Quando ele sugeriu que a “Dama de Ferro” Thatcher
deveria ser levada à guilhotina, alguns críticos
responderam com uma frase do escritor favorito de Morrissey, Oscar
Wilde: “os republicanos mais violentos que conheci eram
todos vegetarianos”. Posteriormente Morrissey foi praticamente
obrigado a pedir desculpas públicas à chefe do governo
inglês, e o fez (mas sem deixar de dar mais uma cutucada)
com a canção “Bigmouth Strikes Again, onde
se comparava à Joana D’Arc, ao afirmar “agora
sei como Joana D’Arc se sentiu...)
Enquanto o disco se dava
bem nas paradas, “Shakespeare’s Sister” teve
uma carreira desastrada, até mais do que o antecessor “How
Soon Is Now”, alcançado apenas a 26ª posição.
Marr
conta o método de composição de algumas músicas:
“ ‘Headmaster Ritual’ foi a canção
que mais tempo levei compondo em minha vida. Eu trabalhei nela
desde os tempos em que estávamos desenvolvendo nossa primeira
demo, com Troy Tate. Eu continuei burilando-a durante todo esse
tempo e quando Morrissey apareceu com aquela letra pesadíssima
atacando não apenas as instituições educacionais
de Manchester, mas como as de todo mundo, resolvi que ela seria
a apropriada. ‘Rusholme Ruffians’ também tem
uma história curiosa, já que peguei uma antiga canção
de um compacto da casa dos meus pais, '(‘Marie’s The
Name) His Latest Flame', que Elvis Presley cantava e tinha sido
escrita por Doc Pomus e Mort Shuman. Eu a adaptei porque ela me
lembrava aqueles imensos locais descobertos onde haviam feiras,
em Wythenshawe Park. Eu acho os melhores locais para se tocar
algo e sempre pensei que se eu conseguisse tocar em uma dessas,
teria uma grande banda. Eu rodava diariamente por locais assim
para olhar as garotas.”
Uma
das canções mais belas e emblemáticas do
disco é, sem dúvida, “That Joke Isn't Funny
Anymore”. Morrissey explica como ela surgiu: “quando
estava escrevendo a letra eu estava cheio de sempre ler as mesmas
questões em jornais sobre minha capacidade mental, de que
eu era um lunático, um mentiroso, uma farsa. Morrissey
roubou uma linha do filme Alice Adams (“I’ve
watched this happen in other’s people lives and now it’s
happened in ours”) e a transformou em “I've seen this
happen in other people's lives and now it's happening in mine”.

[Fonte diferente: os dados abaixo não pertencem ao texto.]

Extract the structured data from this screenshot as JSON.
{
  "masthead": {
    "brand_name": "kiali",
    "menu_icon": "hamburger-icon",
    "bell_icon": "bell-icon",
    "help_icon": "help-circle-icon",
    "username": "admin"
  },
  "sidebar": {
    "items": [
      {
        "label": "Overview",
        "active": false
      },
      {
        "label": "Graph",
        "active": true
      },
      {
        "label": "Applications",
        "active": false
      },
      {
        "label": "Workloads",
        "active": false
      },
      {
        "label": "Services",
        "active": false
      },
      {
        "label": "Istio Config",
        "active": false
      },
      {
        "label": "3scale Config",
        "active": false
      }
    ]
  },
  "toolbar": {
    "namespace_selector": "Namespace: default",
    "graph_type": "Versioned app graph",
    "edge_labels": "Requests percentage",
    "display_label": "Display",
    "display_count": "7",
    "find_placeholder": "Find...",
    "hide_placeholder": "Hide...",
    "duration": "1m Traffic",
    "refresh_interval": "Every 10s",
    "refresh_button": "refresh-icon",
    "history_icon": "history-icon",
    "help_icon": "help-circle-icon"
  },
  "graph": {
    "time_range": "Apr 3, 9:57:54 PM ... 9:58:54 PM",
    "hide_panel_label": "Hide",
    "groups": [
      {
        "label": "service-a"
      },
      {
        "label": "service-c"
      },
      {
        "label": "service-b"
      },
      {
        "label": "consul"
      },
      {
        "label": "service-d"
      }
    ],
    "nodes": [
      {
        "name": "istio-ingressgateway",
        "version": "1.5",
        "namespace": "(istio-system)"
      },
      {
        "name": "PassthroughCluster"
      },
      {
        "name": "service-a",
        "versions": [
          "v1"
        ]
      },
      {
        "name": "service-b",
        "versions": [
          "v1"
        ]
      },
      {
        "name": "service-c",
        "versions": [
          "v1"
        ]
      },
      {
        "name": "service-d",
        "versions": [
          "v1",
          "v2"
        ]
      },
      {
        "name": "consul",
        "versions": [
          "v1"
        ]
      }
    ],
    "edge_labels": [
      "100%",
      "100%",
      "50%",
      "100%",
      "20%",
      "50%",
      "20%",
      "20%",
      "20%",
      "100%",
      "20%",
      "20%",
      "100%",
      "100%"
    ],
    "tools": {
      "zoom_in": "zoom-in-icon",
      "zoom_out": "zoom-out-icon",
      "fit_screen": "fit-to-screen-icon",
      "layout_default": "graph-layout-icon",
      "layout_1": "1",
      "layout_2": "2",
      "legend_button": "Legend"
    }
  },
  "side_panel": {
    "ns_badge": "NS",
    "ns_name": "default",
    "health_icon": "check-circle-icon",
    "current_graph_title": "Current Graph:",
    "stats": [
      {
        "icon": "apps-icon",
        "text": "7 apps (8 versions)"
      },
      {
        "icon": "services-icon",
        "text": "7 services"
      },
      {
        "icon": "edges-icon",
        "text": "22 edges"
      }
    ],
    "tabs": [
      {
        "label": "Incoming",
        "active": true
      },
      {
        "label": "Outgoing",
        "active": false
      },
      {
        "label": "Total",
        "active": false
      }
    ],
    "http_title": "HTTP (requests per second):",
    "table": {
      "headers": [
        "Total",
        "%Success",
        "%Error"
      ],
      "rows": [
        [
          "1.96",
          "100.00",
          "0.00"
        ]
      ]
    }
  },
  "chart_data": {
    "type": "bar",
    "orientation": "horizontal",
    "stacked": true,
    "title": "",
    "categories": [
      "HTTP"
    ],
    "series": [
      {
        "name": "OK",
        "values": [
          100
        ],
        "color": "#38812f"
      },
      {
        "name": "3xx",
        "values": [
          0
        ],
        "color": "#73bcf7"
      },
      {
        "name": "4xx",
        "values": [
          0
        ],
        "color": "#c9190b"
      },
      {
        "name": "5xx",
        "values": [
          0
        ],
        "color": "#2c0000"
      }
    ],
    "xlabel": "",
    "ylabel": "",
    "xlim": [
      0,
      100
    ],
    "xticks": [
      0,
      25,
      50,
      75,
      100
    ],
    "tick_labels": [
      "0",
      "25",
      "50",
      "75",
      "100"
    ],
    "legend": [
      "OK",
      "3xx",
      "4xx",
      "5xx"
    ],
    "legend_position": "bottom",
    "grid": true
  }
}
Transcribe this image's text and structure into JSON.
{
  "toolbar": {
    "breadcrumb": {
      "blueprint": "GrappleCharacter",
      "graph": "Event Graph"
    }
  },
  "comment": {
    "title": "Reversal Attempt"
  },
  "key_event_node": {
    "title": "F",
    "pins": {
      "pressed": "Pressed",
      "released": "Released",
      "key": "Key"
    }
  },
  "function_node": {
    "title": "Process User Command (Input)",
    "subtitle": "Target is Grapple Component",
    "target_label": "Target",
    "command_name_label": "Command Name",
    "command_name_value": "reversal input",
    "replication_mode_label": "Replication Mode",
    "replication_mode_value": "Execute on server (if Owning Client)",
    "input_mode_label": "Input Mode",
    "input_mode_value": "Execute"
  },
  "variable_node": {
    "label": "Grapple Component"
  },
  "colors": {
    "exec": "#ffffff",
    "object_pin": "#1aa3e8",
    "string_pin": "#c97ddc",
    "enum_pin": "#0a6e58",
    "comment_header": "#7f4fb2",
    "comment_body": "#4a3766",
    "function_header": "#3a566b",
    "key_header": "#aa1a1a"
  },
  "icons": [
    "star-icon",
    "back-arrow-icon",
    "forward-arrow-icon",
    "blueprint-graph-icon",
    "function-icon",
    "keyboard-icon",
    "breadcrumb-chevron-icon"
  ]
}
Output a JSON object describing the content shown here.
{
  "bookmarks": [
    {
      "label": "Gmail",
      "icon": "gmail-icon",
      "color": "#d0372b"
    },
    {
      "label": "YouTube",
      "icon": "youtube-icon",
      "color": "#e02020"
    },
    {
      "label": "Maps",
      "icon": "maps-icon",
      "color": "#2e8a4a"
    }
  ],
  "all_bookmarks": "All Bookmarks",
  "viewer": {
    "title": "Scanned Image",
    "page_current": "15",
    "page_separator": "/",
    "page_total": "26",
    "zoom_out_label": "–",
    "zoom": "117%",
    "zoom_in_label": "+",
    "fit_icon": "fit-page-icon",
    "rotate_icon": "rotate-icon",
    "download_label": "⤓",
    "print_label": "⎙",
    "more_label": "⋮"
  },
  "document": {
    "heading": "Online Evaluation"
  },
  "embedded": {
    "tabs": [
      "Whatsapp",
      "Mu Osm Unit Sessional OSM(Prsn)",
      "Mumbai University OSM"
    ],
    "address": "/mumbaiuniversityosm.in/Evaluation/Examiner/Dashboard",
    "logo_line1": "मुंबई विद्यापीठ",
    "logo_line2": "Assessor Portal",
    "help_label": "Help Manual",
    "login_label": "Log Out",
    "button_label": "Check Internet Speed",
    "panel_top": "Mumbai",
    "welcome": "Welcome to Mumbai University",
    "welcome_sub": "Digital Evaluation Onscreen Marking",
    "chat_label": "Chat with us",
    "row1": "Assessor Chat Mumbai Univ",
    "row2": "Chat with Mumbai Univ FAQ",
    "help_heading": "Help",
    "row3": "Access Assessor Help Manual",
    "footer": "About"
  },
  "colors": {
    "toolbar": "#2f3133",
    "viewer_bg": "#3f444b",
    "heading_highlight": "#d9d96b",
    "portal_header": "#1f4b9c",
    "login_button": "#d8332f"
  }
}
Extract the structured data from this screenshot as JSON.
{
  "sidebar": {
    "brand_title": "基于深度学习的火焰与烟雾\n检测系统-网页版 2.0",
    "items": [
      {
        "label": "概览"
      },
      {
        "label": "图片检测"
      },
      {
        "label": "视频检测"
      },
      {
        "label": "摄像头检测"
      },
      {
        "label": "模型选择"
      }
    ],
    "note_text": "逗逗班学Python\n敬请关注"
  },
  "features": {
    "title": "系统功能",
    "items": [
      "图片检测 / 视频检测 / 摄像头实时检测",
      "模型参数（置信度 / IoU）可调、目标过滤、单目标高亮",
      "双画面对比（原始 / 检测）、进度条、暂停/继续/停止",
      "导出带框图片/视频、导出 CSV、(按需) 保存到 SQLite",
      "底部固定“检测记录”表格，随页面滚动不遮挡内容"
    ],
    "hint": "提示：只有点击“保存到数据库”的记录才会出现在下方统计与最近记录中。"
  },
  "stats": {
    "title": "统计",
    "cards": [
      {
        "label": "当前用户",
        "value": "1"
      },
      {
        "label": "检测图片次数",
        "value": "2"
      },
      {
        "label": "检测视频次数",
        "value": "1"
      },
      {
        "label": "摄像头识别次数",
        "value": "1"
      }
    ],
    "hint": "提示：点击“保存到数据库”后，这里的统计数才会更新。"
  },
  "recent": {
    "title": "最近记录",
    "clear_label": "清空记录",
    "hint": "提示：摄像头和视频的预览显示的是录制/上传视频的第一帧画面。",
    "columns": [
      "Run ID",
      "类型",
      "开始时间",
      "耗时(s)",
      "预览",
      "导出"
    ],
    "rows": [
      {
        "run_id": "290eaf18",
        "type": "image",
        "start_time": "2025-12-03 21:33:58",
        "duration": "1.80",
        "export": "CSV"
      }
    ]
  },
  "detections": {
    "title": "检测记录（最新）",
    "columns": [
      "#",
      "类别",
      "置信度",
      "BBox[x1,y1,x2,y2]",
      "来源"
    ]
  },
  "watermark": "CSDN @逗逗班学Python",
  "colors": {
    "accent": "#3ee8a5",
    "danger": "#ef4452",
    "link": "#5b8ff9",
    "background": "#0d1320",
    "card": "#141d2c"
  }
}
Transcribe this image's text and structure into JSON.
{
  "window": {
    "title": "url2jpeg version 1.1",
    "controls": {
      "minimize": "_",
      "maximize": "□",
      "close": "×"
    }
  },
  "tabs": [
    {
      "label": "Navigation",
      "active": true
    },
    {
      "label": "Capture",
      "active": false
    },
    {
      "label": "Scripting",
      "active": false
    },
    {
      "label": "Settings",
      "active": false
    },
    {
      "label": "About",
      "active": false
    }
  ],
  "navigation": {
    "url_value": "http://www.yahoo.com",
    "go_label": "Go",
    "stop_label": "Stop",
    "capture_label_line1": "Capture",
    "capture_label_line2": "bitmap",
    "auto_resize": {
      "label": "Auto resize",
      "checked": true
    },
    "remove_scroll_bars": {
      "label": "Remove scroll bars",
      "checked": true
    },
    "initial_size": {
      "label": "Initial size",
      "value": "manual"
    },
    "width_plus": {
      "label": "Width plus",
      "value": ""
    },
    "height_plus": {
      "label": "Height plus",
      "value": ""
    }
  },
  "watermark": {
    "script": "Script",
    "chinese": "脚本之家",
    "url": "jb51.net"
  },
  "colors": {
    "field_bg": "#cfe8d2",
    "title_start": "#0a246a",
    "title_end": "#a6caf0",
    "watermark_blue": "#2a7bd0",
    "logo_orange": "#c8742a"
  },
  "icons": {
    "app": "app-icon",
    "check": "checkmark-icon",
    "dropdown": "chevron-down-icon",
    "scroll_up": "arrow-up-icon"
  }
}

O lamento da canção aliada ao lindo arranjo de Johnny
fizeram dela o primeiro compacto do disco, que, mesmo fracassando
novamente nas paradas (49º lugar), fez dela umas das mais
belas do repertório da banda.
“Barbarism
Begins at Home” foi uma tentativa muito feliz do vocalista
em fazer uma letra que apesar da violência, não falava
apenas de abuso sexual infantil, como alegavam seus detratores.
A canção ficou mais forte graças a uma excepcional
linha de baixo feita por Andy Rourke. Mike Joyce lembra das gravações:
“Johnny e Andy criaram essa excepcional melodia inspirada
no Chic (antiga banda americana de disco music), e Morrissey balançava
o esqueleto todo e berrava, e ao parar, Andy fez uma linha de
baixo matadora, copiando o jeito de Stanley Clarke tocar (Clarke
é um dos maiores baixistas de jazz e mestre em misturar
seu som com funk). Andy é um músico extremamente
versátil, podendo ir rapidamente do folk para o heavy metal.”
“Well I Wonder”
é uma das mais belas melodias e amargas baladas da banda,
com Morrissey cantando em falsete e terminando com um barulho
de chuva (e a favorita de todo disco de quem vos escreve...).
A faixa-título e
que fecha o disco é uma das mais fortes composições
da banda. Começa com o som de vacas indo para o abatedouro
e com açougueiros cortando seus pedaços. Morrissey
começa em um tom baixo, sobre uma melodia pesada, opressiva
e a música termina da mesma maneira que começou.
Com o lançamento
de Meat is Murder, o grupo foi aclamado como
a grande banda inglesa da década. Mas o fracasso do compacto
“Shakespeare’s Sister” (o nome foi tirado de
um ensaio da escritora inglesa Viriginia Woolf) fez o cantor voltar
novamente sua metralhadora verbal, desta vez contra as rádios.
“Tenho certeza que há uma conspiração
contra as músicas dos Smiths. Eles não nos procuram,
e se sentem claramente desconfortáveis em tocar nossas
canções. É uma política absolutamente
fascista contra nossos fãs.”
A
tristeza foi maior ainda com o fraco desempenho de “That
Joke Isn’t Funny Anymore, embora as duas músicas
fossem claramente anti-comerciais. Mas o culto ao grupo, e, em
especial, por Morrissey atingiu níveis histéricos.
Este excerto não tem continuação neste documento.